Analysis of circulation and impact of extreme weather processes is the basis of refined disaster prevention and mitigation services. Based on meteorological observation data, reanalysis data and satellite data, the characteristics, atmospheric circulation background and its main impacts of the extreme heatwave event in the Sichuan Basin from 25 July to 9 August 2021 are analyzed. During this heatwave event, temperatures of 13 national meteorological stations broke the historical maximum temperature records, and high temperature days reached 14 days at six stations. The heatwave center was located in the central and southern parts of the Sichuan Basin, and the process intensity reached its peak in early August, and the daily maximum temperature (42.4 ℃) appeared at Xingwen station in Yibin.

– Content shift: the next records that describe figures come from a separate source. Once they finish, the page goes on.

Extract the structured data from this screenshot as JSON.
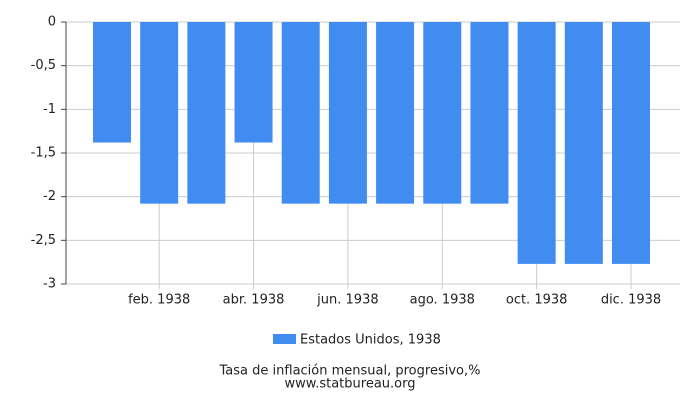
{
  "chart_data": {
    "type": "bar",
    "categories": [
      null,
      "feb. 1938",
      null,
      "abr. 1938",
      null,
      "jun. 1938",
      null,
      "ago. 1938",
      null,
      "oct. 1938",
      null,
      "dic. 1938"
    ],
    "series": [
      {
        "name": "Estados Unidos, 1938",
        "color": "#418cf0",
        "values": [
          -1.38,
          -2.08,
          -2.08,
          -1.38,
          -2.08,
          -2.08,
          -2.08,
          -2.08,
          -2.08,
          -2.77,
          -2.77,
          -2.77
        ]
      }
    ],
    "ylim": [
      -3,
      0
    ],
    "yticks": [
      0,
      {
        "value": -0.5,
        "label": "-0,5"
      },
      -1,
      {
        "value": -1.5,
        "label": "-1,5"
      },
      -2,
      {
        "value": -2.5,
        "label": "-2,5"
      },
      -3
    ],
    "grid": true,
    "legend": "bottom",
    "x_label": "Tasa de inflación mensual, progresivo,%",
    "source": "www.statbureau.org"
  }
}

The analysis shows that the atmospheric circulation background of this heatwave is different from that of most previous heatwave processes, the direct role of the western Pacific subtropical high (subtropical high) during this process is not obvious, and the typhoon activity in the southeast coast prevents the westward extension of the subtropical high. The peripheral flow of the subtropical high is conducive to the maintenance of the anticyclonic system over the basin, and makes it difficult for water vapor from the south to reach the basin, which plays an important role in the development and maintenance of high temperature and heatwave. During this heatwave process, the average high temperature days in Chengdu reached 8.36 days and the heat island effect is significant. The impact of heatwave and urban heat islands effect on mega-cities like Chengdu worths attention.